If the model requires a validation split, it may handle it internally. The method may save the fitted model in self.model The method MUST save the data used to train the model in self.data.

fittedvalues(data: None | pd.DataFrame = None) -> pd.Series

Produces the predicted values.

Parameters:

Name Type Description Default
data None | DataFrame

The data used for prediction. It must have the same columns as the data passed to fit. If None is passed, the training data should be used to compute the predictions.

None

Returns:

Name Type Description
fittedvalues Series

1D series with index aligned on the original data, containing the predictions.

Notes

Would correspond to a .predict operation in other libraries.

has_too_many_parameters(ratio: float) -> bool

(Legacy) Flag specifying whether the model is too large to be trained.

Parameters:

Name Type Description Default
ratio float

Originally, the ratio (sample size)/(number of parameters) that should be minimally respected.

required

Returns:

Name Type Description
flag bool

True if the model is too large for the available data. False otherwise.

Notes

Legacy method from linear model applications. Originally, it was used to prevent models from being fitted on datasets with too low sample size compared to number of model parameters. May return False constantly if this is no concern for the present model.

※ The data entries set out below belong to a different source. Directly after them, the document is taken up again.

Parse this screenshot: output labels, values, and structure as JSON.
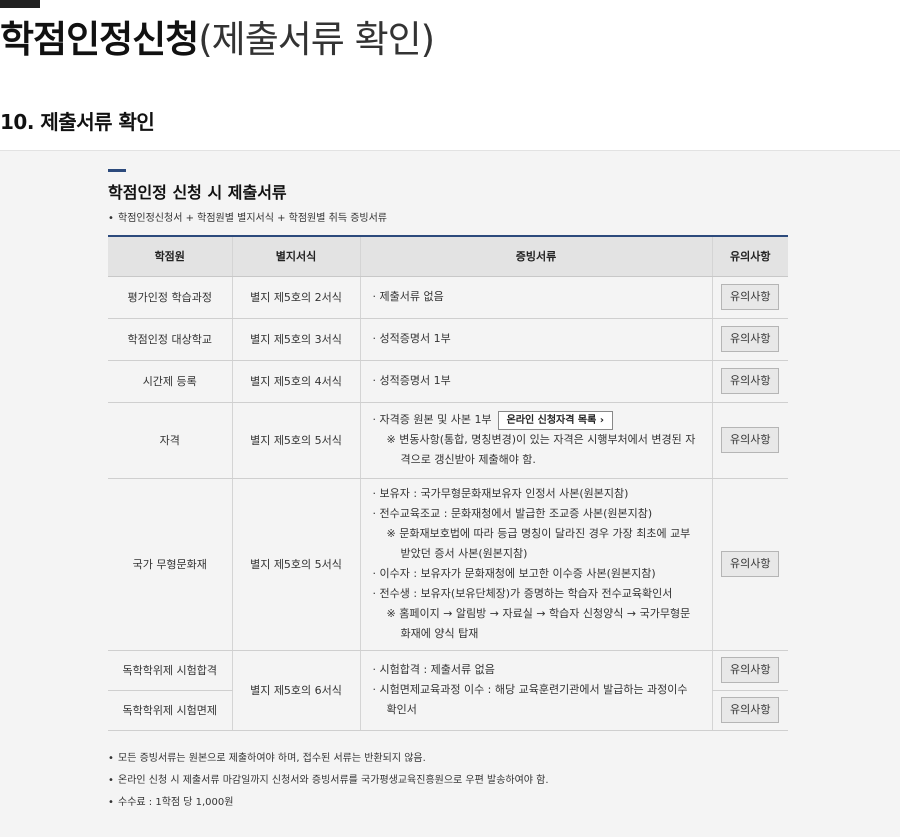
{
  "page": {
    "title_strong": "학점인정신청",
    "title_light": "(제출서류 확인)",
    "section_heading": "10. 제출서류 확인"
  },
  "box": {
    "title": "학점인정 신청 시 제출서류",
    "subtitle": "학점인정신청서 + 학점원별 별지서식 + 학점원별 취득 증빙서류"
  },
  "table": {
    "headers": [
      "학점원",
      "별지서식",
      "증빙서류",
      "유의사항"
    ],
    "note_label": "유의사항",
    "online_label": "온라인 신청자격 목록",
    "online_arrow": "›",
    "rows": [
      {
        "source": "평가인정 학습과정",
        "form": "별지 제5호의 2서식",
        "docs": [
          "· 제출서류 없음"
        ]
      },
      {
        "source": "학점인정 대상학교",
        "form": "별지 제5호의 3서식",
        "docs": [
          "· 성적증명서 1부"
        ]
      },
      {
        "source": "시간제 등록",
        "form": "별지 제5호의 4서식",
        "docs": [
          "· 성적증명서 1부"
        ]
      },
      {
        "source": "자격",
        "form": "별지 제5호의 5서식",
        "docs": [
          "· 자격증 원본 및 사본 1부",
          "※ 변동사항(통합, 명칭변경)이 있는 자격은 시행부처에서 변경된 자",
          "격으로 갱신받아 제출해야 함."
        ]
      },
      {
        "source": "국가 무형문화재",
        "form": "별지 제5호의 5서식",
        "docs": [
          "· 보유자 : 국가무형문화재보유자 인정서 사본(원본지참)",
          "· 전수교육조교 : 문화재청에서 발급한 조교증 사본(원본지참)",
          "※ 문화재보호법에 따라 등급 명칭이 달라진 경우 가장 최초에 교부",
          "받았던 증서 사본(원본지참)",
          "· 이수자 : 보유자가 문화재청에 보고한 이수증 사본(원본지참)",
          "· 전수생 : 보유자(보유단체장)가 증명하는 학습자 전수교육확인서",
          "※ 홈페이지 → 알림방 → 자료실 → 학습자 신청양식 → 국가무형문",
          "화재에 양식 탑재"
        ]
      },
      {
        "source": "독학학위제 시험합격",
        "form": "별지 제5호의 6서식",
        "docs": [
          "· 시험합격 : 제출서류 없음",
          "· 시험면제교육과정 이수 : 해당 교육훈련기관에서 발급하는 과정이수",
          "확인서"
        ]
      },
      {
        "source": "독학학위제 시험면제"
      }
    ]
  },
  "footnotes": [
    "모든 증빙서류는 원본으로 제출하여야 하며, 접수된 서류는 반환되지 않음.",
    "온라인 신청 시 제출서류 마감일까지 신청서와 증빙서류를 국가평생교육진흥원으로 우편 발송하여야 함.",
    "수수료 : 1학점 당 1,000원"
  ],
  "bullet": "•",
  "colors": {
    "accent": "#2c4a7c",
    "panel": "#f4f4f4",
    "header": "#e3e3e3"
  }
}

residuals(data: None | pd.DataFrame = None) -> pd.DataFrame

Compute modeling residuals.

Parameters:

Name Type Description Default
data None | DataFrame

The data used for prediction. It must have the same columns as the data passed to fit. If None is passed, the training data should be used.

None

Returns:

Name Type Description
residuals_df DataFrame

DataFrame with a single column named after the target TS. The index must correspond to the index of the fitted values.

Notes

Examples:

>>> class NewLearningModel(LearningModel):
...     def fittedvalues(self,data=None):
...         return data[self.target].iloc[100:]  # dummy
>>> data = pd.DataFrame(np.ones((101,12)))
>>> data.columns = pd.MultiIndex.from_product([[1,2,3],[1,2,3,4]])
>>> model = NewLearningModel({},(1,1))
>>> model.residuals(data)
       1
       1
100  0.0

With a single level of columns:

>>> data = pd.DataFrame(np.ones((101,12)))
>>> data.columns = list(range(12))
>>> model = NewLearningModel({},1)
>>> model.residuals(data)
       1
100  0.0

stopping_metric(previous_model: LearningModel, method: str = '') -> float

Metric by which model equivalence is tested.

Parameters:

Name Type Description Default
previous_model LearningModel

An instance of the same model class, containing a model fitted on data with a subset of the covariates of the current model.

required
method str

Optional parameter that specifies the method by which to obtain the metric, if several such methods are implemented.

''

Returns:

Name Type Description
metric float

The metric of model equivalence.

Notes

The returned metric will be compared to the threshold provided to the ChronoEpilogi algorithm. If the metric is higher than the threshold, we consider the models equivalent. If the metric is lower than the threshold, we consider the current model more powerful than the previous model.